Denver and Sethe have found a rhythm in their isolated existence..  Even while they are haunted by an occasional eerie noise or movement from the unexpected, and even as they mourn the loss of Baby Suggs, their mother/grandmother, they have figured out a way to work and live and get through the days.   It is only the arrival of Paul D who stirs up old trauma for Sethe, throwing her back into her past, forcing her to relive old horrors.  And it is very unclear if their unusual little family will be able to leave the past behind and move forward.  

Toni Morrison’s Pulitzer prize-winning Beloved, is beautiful, poetic, lofty, erratic, layered, and extremely hard to understand without guidance.   It is likely that repeated readings are necessary to glean the most meaning from the text  Because it was not set up as a traditional story might be, it was hard to get oriented to the characters, — who they were, where they were,  and how they were related to each other.  Once I did muddle through the first, maybe 10%,  of the book, however, I was then able to appreciate the book for all its magnificent power.  

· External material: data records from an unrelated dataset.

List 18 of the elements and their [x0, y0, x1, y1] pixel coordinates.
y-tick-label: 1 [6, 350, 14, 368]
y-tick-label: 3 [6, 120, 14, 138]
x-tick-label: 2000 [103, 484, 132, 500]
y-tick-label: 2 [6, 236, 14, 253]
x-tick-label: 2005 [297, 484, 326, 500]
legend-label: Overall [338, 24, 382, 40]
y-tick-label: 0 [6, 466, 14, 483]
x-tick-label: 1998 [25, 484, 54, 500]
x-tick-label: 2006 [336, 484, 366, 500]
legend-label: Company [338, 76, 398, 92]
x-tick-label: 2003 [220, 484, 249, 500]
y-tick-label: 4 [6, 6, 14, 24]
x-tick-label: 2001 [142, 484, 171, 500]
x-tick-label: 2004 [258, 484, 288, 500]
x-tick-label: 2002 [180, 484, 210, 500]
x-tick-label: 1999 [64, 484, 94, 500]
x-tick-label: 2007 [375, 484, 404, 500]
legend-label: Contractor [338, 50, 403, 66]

There is a story here, but a non-linear one and one that mixes in much superstition, supernatural, and memory.  In truth, it is a lyrical platform in which to lament the horrors of enslavement, the way in which enslavement robs us of our humanity.  It is loosely based on a true story of a woman who, rather than allow her daughter to be captured and be enslaved, murdered her instead.   This  unthinkable act forces us to examine just how desperate a mother could be to choose death over a life of ownership by another individual.  To choose death rather than not having freedom to choose whom one may love and form attachment to.  To choose death over a life of being chained, both figuratively and literally.  

Most powerful for me were the sparks of memories of Paul D and of Sethe as they went about their day to day on “Sweet Home,” the plantation where they’d originally met.  Paul D harks back to a memory of overhearing an assessment of his monetary worth, as if one could place such a figure on a life.  At another moment, Sethe remembers overhearing Schoolteacher showing his pupils how to list Sethe’s human qualities on one side of a page and her animal qualities on the other, reducing her to only partly human.  There is physical brutality described as well, but I believe these more insidious crimes reveal more about how these individuals were perceived and how these perceptions seeped into their souls– even more so than the physical harm that befell them. 

I feel that I’ve gotten so much from having read this book.  If reading can impart some degree of empathy,  Sethe’s story is an important place to start.